5 Clinical reverse exclusion validation

This chapter aims to validate the effectiveness and reliability of the reverse exclusion strategy-based model in melanoma screening.

5.1 Research objective and logical premise

This chapter evaluates the clinical safety of the proposed “melanocytic nevus recognition + reverse exclusion” strategy. Since the model exclusively identifies the benign feature “melanocytic nevus,” the screening logic follows:

If the model classifies a case as “melanocytic nevus,” it is deemed “low-risk” and biopsy is not recommended.
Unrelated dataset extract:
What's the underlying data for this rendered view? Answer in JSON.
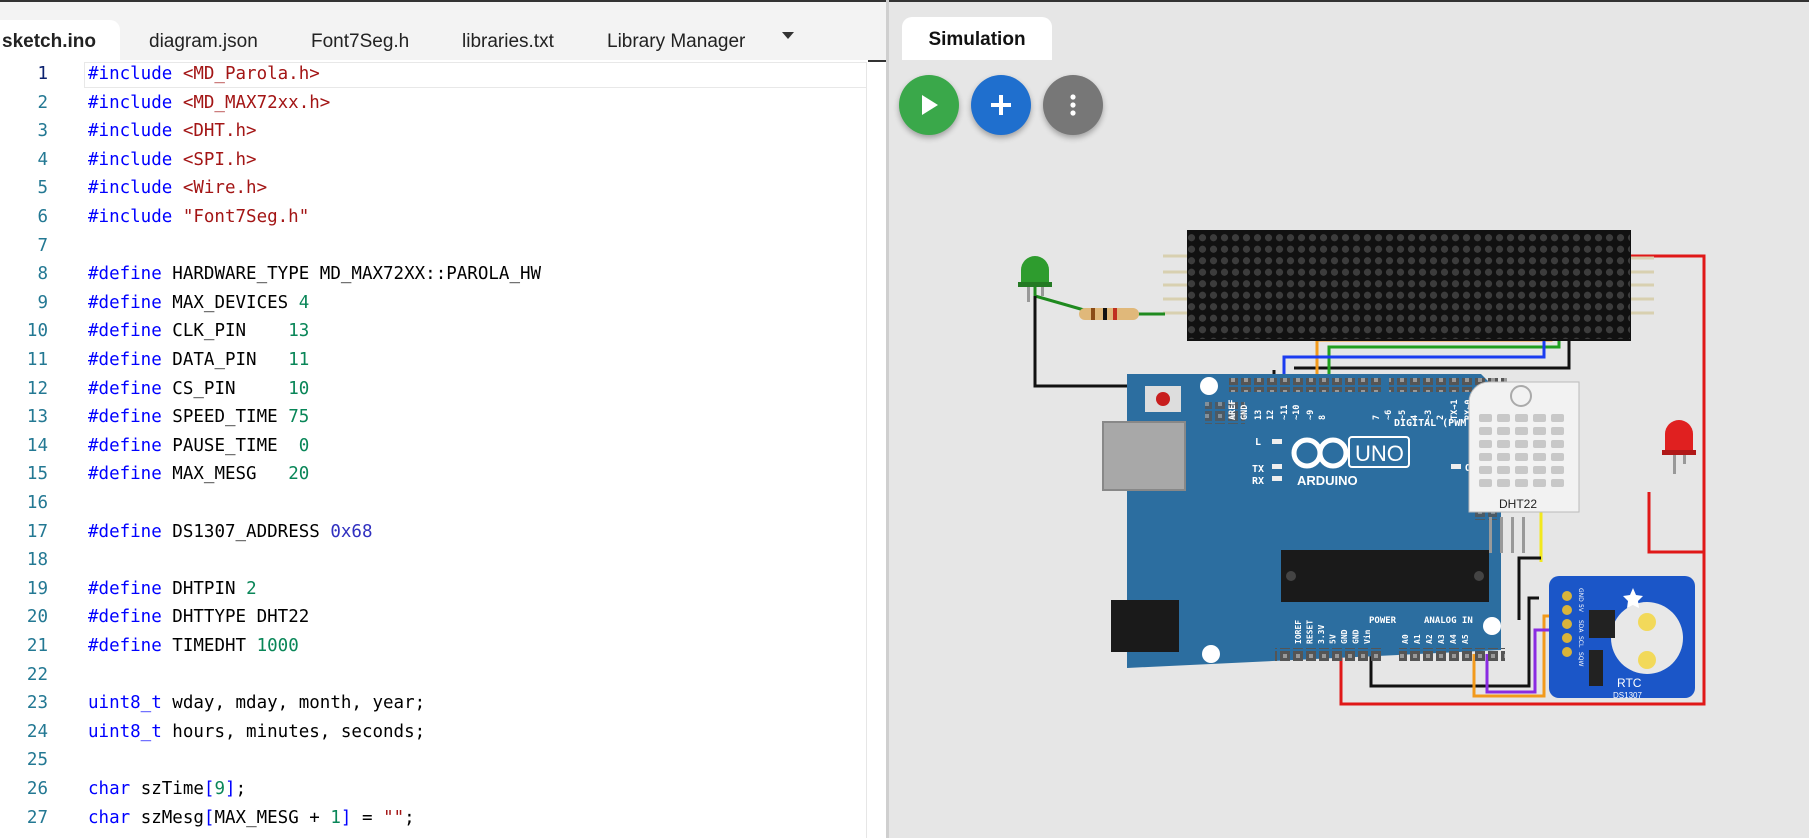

Otherwise, the case is categorized as “non-nevus” and classified as high-risk, requiring further intervention.

Under this framework, the definition of false negative (FN) is inverted: “misidentifying melanoma as melanocytic nevus” (erroneously classifying malignant as benign), which carries significant clinical risks.

Therefore, false negative rate (FNR) serves as the core evaluation metric to determine whether this reverse exclusion strategy meets sufficient safety criteria (i.e., FNR ≤ 0.5%).

5.2 Model detection process

The experiment utilizes the independent external test set constructed in Chapter 4, comprising 365 dermoscopic images of melanoma confirmed by biopsy, with no melanocytic nevi or other benign lesions, ensuring unambiguous classification.

All images undergo standardized normalization and are processed through the improved model for inference. The model exclusively detects the “melanocytic nevus” category:

Detection bounding boxes indicate “melanocytic nevus” classification.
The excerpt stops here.